The only difference between a quasi-3-level system and a 4-level system is that E1 and E2 are sufficiently far apart in a 4-level system that the ratio of atoms in E2 to those in E1 when the system is in thermal equilibrium is very small. A quasi-3-level system is one where E1 and E2 are generally part of the same energy band, but that band has been broadened by some mechanism, so there is a non-negligible ratio of atoms in E2 versus E1 in thermal equilibrium.
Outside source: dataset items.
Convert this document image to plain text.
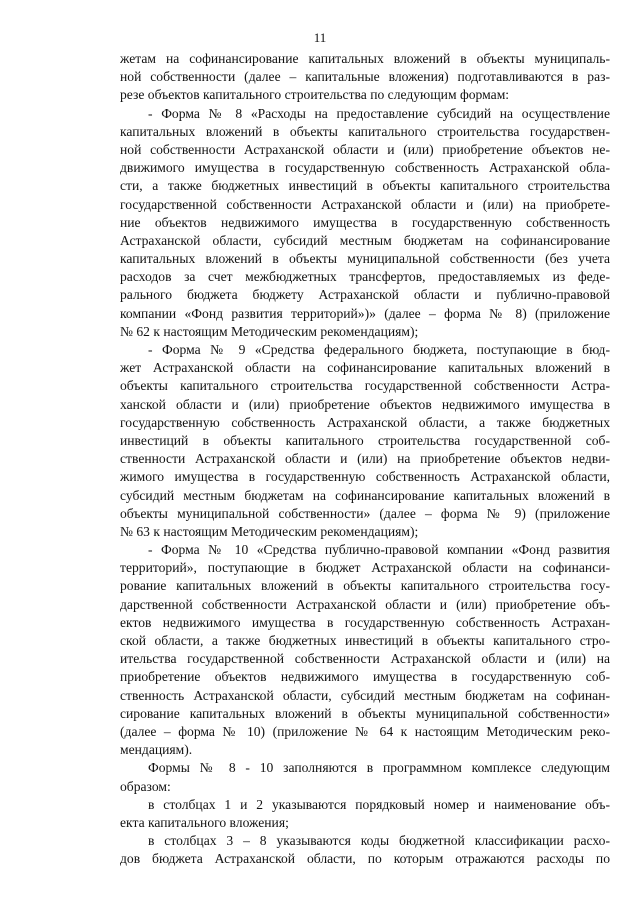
11
жетам на софинансирование капитальных вложений в объекты муниципаль-
ной собственности (далее – капитальные вложения) подготавливаются в раз-
резе объектов капитального строительства по следующим формам:
- Форма № 8 «Расходы на предоставление субсидий на осуществление
капитальных вложений в объекты капитального строительства государствен-
ной собственности Астраханской области и (или) приобретение объектов не-
движимого имущества в государственную собственность Астраханской обла-
сти, а также бюджетных инвестиций в объекты капитального строительства
государственной собственности Астраханской области и (или) на приобрете-
ние объектов недвижимого имущества в государственную собственность
Астраханской области, субсидий местным бюджетам на софинансирование
капитальных вложений в объекты муниципальной собственности (без учета
расходов за счет межбюджетных трансфертов, предоставляемых из феде-
рального бюджета бюджету Астраханской области и публично-правовой
компании «Фонд развития территорий»)» (далее – форма № 8) (приложение
№ 62 к настоящим Методическим рекомендациям);
- Форма № 9 «Средства федерального бюджета, поступающие в бюд-
жет Астраханской области на софинансирование капитальных вложений в
объекты капитального строительства государственной собственности Астра-
ханской области и (или) приобретение объектов недвижимого имущества в
государственную собственность Астраханской области, а также бюджетных
инвестиций в объекты капитального строительства государственной соб-
ственности Астраханской области и (или) на приобретение объектов недви-
жимого имущества в государственную собственность Астраханской области,
субсидий местным бюджетам на софинансирование капитальных вложений в
объекты муниципальной собственности» (далее – форма № 9) (приложение
№ 63 к настоящим Методическим рекомендациям);
- Форма № 10 «Средства публично-правовой компании «Фонд развития
территорий», поступающие в бюджет Астраханской области на софинанси-
рование капитальных вложений в объекты капитального строительства госу-
дарственной собственности Астраханской области и (или) приобретение объ-
ектов недвижимого имущества в государственную собственность Астрахан-
ской области, а также бюджетных инвестиций в объекты капитального стро-
ительства государственной собственности Астраханской области и (или) на
приобретение объектов недвижимого имущества в государственную соб-
ственность Астраханской области, субсидий местным бюджетам на софинан-
сирование капитальных вложений в объекты муниципальной собственности»
(далее – форма № 10) (приложение № 64 к настоящим Методическим реко-
мендациям).
Формы № 8 - 10 заполняются в программном комплексе следующим
образом:
в столбцах 1 и 2 указываются порядковый номер и наименование объ-
екта капитального вложения;
в столбцах 3 – 8 указываются коды бюджетной классификации расхо-
дов бюджета Астраханской области, по которым отражаются расходы по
Nd:YAG lasers are a very commonly used 4-level systems which operate at near infrared wavelengths. [4] There are, in fact, a large variety of YAG lasers, operating in the near to mid infrared, which use 4-level gain, or at least a quasi-3-level gain. 4-level systems tend to have very high potential gain, and are often used in applications such as laser cutting or welding. [5]

An example of a quasi-3-level system is the gain medium of an erbium doped fiber amplifier (EDFA). EDFAs are used to amplify signals in long distance optical fibers, and play a large part in modern network infrastructure. They amplify at roughly 1550nm, and can be pumped with either 980nm or 1480nm light, the former creating gain as a quasi-3-level system (in which the E1 band is spread), and the latter a quasi-2-level system (where E2 is spread). [6]

© David Sell. The author grants permission to copy, distribute and display this work in unaltered form, with attribution to the author, for noncommercial purposes only. All other rights, including commercial rights, are reserved to the author.


[1] W. Herschel, "Experiments on the Refrangibility of the Invisible Rays of the Sun," Phil. Trans. Roy. Soc. Lond. 90, 284 (1800).

[2] A. A. Michelson and E. W. Morley. "On the Relative Motion of the Earth and the Luminiferous Ether," Am. J. Sci. 34, 333 (1887).

[3] T. H. Maiman, "Stimulated Optical Radiation in Ruby," Nature 187, 493 (1960).

[4] J. E. Geusic, H. M. Marcos, and L. G. Van Uitert. "Laser Oscillations in Nd-Doped Yttrium Aluminum, Yttrium Gallium and Gadolinium Garnets," Appl. Phys. Lett.4, 182 (1964).

[5] E. C. Honea et al., "115-W Tm: YAG Diode-Pumped Solid-State Laser," IEEE J. Quantum Elect. 33, 1592 (1997).

[6] P. C. Becker. A. A. Olsson and J. R. Simpson, Erbium-Doped Fiber Amplifiers: Fundamentals and Technology (Academic press, 1999).